Übrig bleiben die ersten zehn Minuten des 'Originals' ohne die tragende Musik Henry Purcells im leeren Raum. Jeglicher Theatralität beraubt, agieren die drei Performer, deren drei Körper als weiblich, männlich und androgyn gekennzeichnet sind, in wenigen, als Bausch erkennbaren Gesten und Bewegungen. Die offen nach vorne gestreckten Handgelenke. Hände, die über den Körper streichen, eine Hälfte des Gesichts verbergen. Entzeitlichte Überreste, die weder vergangen noch präsent sind.
Zwei kurze Interviewsequenzen deuten Bauschs Choreografie an, ansonsten findet die Erinnerung im leeren Raum statt und im Körper der Performer. Sie begeben sich auf die Suche, zitieren die Gesten und verwischen sie sogleich wieder in ihren Bewegungen. Sequenzen werden aufgebaut, perpetuieren sich und sind verloren im Nichts.

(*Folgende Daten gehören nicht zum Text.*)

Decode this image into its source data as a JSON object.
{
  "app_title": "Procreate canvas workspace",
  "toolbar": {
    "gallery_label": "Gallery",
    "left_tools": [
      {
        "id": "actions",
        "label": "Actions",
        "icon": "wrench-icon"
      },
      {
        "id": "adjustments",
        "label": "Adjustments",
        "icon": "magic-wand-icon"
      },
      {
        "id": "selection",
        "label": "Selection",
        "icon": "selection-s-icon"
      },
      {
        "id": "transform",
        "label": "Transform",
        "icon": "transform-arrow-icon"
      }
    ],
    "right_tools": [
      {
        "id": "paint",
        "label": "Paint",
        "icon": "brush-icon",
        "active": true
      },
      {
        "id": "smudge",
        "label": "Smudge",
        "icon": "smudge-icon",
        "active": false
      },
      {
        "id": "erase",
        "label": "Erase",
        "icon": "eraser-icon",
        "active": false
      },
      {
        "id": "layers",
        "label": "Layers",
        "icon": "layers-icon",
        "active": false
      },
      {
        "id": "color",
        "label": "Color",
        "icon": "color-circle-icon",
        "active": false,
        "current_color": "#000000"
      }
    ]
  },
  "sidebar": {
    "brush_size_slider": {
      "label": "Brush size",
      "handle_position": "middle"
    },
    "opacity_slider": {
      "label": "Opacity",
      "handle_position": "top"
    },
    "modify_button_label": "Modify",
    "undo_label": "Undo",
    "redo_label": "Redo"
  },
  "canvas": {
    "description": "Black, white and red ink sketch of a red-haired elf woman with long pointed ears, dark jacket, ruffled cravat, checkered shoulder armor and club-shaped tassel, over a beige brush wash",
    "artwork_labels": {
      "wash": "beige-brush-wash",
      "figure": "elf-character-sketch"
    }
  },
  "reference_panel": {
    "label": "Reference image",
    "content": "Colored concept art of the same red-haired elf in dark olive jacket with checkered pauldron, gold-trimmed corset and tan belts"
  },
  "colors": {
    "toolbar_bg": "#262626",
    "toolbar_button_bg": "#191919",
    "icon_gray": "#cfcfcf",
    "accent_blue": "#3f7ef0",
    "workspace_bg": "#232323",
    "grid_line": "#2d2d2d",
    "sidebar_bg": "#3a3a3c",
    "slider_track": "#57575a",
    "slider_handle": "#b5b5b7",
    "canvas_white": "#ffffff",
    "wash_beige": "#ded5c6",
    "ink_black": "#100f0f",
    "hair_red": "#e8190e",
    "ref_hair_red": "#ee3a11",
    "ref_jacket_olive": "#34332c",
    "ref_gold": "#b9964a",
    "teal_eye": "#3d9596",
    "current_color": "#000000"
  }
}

Die Wiederholungen können sich schwer in den Körpern einschreiben, projizieren vielmehr den Prozess des Erinnerns. Doch die Basis von Sebastian Blasius' Versuch ist wacklig: „Erasing Café M“ verweigert die Rekonstruktion, gleichzeitig aber auch die Dekonstruktion, die dem mächtigen Konglomerat Pina Bausch entgegenzusetzen wäre. So bleibt das Stück im Ansatz stecken, verliert sich in der Ewigkeit der Dauerschleife und wirft mit all dem Ausstellen von Lücken und Differenzen die Frage auf: Wozu denn all dieses Suchen im kulturellen Gedächtnis?